As coincidence would have it – but it quickly became more than mere coincidence – I read this book while revisiting Graham Swift’s 1996 Booker Prize-winning Last Orders, a novel whose resonance among readers has clearly been amplified these past few years by the emotional toll of the pandemic. Like Fathers Never Go Away, Last Orders is a polyphonic text of remembrance, except the characters are all recalling a sole departed companion and father (Jack, played by Michael Caine in Fred Schepisi’s 2001 film version) rather than many. Yet the dissimilarity is not as great as it may seem: as Nevena Dishlieva-Krysteva says at the outset of her preface, “This is a book containing stories about twenty-four fathers. Although they’re supposedly twenty-four, they’re actually just one – the Father” (9). So I oughtn’t to have been surprised when towards the end of Thea Denoljubova’s swirling text simply entitled “Love,” her reimagining of her father blended with a Michael Caine film, just as Ekaterina Petrova’s words had been intertwining in my head with those of Graham Swift:

… I miss you, wait, please, a little longer, I want to show you something, look, this is Sorentino’s film Youth, Rachel Weisz’s husband leaves her because she’s bad in bed, then her father, Michael Caine, laughs and says that’s impossible, how do you know, Dad, she asks

because you’re my daughter, you say (36-37)
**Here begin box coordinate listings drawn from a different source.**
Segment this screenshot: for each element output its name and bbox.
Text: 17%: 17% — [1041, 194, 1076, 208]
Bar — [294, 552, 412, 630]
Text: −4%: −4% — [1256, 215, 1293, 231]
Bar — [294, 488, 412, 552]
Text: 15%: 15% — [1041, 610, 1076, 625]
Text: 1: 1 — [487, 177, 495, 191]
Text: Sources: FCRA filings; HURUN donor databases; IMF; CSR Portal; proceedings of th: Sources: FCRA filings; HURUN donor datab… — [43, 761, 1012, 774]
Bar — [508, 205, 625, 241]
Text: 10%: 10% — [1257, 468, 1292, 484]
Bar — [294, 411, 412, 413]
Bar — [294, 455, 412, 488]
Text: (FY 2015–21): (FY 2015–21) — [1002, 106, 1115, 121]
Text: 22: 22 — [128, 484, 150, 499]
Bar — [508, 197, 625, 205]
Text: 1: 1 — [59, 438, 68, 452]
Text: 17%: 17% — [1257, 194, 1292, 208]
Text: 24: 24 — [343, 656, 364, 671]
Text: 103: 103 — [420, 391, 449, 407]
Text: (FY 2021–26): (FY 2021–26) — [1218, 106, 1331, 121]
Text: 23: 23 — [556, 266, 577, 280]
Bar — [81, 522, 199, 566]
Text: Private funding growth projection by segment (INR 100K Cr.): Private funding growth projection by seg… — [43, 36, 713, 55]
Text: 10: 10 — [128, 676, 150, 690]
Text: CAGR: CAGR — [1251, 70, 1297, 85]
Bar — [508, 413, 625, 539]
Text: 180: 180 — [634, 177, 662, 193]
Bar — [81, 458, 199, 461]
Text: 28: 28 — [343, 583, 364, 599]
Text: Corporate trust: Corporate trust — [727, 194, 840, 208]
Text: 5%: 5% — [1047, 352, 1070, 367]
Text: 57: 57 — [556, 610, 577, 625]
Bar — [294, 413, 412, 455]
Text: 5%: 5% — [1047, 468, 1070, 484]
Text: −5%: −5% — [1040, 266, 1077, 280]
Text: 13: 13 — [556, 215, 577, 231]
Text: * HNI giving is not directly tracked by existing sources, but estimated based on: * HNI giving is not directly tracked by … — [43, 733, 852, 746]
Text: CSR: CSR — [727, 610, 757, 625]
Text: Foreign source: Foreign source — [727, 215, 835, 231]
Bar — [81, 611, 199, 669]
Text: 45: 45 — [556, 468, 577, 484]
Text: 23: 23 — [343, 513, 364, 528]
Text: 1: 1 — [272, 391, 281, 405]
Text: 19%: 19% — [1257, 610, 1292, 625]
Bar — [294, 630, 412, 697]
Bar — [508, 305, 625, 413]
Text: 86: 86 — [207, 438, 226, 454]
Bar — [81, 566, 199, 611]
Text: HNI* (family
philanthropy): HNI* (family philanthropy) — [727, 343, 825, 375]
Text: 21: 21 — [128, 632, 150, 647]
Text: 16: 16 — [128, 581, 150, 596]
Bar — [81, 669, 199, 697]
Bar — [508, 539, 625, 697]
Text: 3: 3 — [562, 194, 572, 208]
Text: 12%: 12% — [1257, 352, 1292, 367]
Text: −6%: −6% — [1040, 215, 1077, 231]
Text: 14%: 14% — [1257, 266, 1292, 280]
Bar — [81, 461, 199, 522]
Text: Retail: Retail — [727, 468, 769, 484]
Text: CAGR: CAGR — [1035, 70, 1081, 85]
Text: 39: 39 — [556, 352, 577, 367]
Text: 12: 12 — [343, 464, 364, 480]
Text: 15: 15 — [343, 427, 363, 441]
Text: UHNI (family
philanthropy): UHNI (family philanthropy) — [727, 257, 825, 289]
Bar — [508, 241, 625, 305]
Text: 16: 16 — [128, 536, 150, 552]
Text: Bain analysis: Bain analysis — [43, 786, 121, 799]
Fathers Never Go Away can undoubtedly bring solace to readers grieving the loss of a loved one, paternal or otherwise – but mourning is by no means a prerequisite for these pages. The vibrancy with which they portray their subjects brings an entire community to life; this reader owes a debt of gratitude to the children as well as to their fathers for the pleasure of their company.


Samuel Martin teaches French at the University of Pennsylvania. He has translated works by several contemporary writers including Jean-Christophe Bailly and Georges Didi-Huberman; his translation of Didi-Huberman’s Bark was a co-winner of the French-American Foundation Translation Prize and was longlisted for the PEN Translation Prize.